Tuesday, March 4, 2014
This story has been modified since its original publication:
WALLA WALLA — Former County Coroner Stephen Ames has announced he will run for the Walla Walla County Commission District 3 seat, which is up for election this year.
In a release, Ames said he “sees a need for better representation for the west end of the County in regards to roads, economic growth and understanding of the rural lifestyle.”
Sheriff John Turner has also taken out a newspaper ad scheduled to run Wednesday announcing he will run for reelection. The sheriff’s race already has two declared candidates, Barry Blackman and Tom Cooper, both who have listed their preference as Republican Party.
Attempts to contact Turner this morning were unsuccessful.
The county commission District 3 seat, which covers much of western Walla Walla County and the city of College Place, is currently held by Commissioner Greg Tompkins. Tompkins has said he has yet to decide whether to seek a fourth term.
Ames served as county coroner for 25 years, retiring in 2004. He has been a resident of Touchet for 37 years. Along with his county experience, Ames said he has served as a board member with the Touchet School District, the Walla Walla County Rural Library District and with local irrigation districts.
The official filing week for candidates will be May 12-16.
In addition to the county commissioner District 3 seat, other county posts up for election this year are assessor, auditor, clerk, coroner, full and part-time District Court judges, prosecuting attorney, sheriff and treasurer.
County Prosecuting Attorney James Nagle has also filed a declaration of candidacy with the state Public Disclosure Commission. He has listed his preference as Republican Party.

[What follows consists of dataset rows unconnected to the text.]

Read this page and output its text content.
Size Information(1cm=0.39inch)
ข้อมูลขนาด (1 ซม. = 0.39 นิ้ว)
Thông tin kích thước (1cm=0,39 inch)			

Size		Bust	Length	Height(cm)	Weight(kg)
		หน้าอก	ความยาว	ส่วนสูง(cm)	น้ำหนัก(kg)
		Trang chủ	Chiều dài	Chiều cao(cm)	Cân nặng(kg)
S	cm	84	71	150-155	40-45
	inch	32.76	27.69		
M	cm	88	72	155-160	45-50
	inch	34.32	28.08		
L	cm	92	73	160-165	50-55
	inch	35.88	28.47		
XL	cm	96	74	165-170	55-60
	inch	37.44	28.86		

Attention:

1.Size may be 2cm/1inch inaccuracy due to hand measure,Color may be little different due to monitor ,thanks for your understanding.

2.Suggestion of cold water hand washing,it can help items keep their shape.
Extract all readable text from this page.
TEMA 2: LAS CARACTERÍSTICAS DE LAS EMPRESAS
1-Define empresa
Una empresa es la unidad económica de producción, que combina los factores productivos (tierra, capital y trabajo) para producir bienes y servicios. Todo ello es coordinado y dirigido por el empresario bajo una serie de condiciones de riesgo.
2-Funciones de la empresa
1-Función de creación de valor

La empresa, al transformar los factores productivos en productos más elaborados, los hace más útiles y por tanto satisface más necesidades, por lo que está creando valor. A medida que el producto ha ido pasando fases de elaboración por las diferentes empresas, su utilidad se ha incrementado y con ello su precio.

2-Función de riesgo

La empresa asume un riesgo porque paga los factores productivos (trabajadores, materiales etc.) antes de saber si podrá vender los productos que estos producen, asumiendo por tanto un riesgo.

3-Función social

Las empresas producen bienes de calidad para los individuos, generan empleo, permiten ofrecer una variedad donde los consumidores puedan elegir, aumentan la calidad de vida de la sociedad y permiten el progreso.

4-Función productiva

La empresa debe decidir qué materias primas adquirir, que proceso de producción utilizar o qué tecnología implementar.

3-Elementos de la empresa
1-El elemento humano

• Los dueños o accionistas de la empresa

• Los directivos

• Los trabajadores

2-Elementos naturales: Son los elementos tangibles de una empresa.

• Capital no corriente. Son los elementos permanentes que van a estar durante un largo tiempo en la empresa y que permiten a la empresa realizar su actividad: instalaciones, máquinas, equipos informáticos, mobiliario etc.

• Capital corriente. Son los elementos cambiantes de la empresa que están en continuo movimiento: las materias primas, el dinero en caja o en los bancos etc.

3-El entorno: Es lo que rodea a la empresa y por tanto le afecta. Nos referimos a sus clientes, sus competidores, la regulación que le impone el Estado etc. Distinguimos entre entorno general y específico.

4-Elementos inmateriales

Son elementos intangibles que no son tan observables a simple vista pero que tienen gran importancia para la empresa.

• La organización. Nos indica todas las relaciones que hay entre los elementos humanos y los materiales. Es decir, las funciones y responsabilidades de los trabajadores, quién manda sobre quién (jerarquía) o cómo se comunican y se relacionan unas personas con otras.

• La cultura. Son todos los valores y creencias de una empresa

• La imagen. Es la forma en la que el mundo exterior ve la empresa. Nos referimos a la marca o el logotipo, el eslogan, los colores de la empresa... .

This year the primary election for all offices will be Aug. 5. The general election will be Nov. 4.
Andy Porter can be reached at email@example.com or 526-8318.
This article was modified on March 6, 2013, to reflect the following correction/clarification:
CORRECTION: Due to a reporter’s error, a story on the front page Tuesday had incorrect information about this year’s primary election. All partisan offices will be on the Aug. 5 ballot, not just races that have more than two candidates running. We regret the error.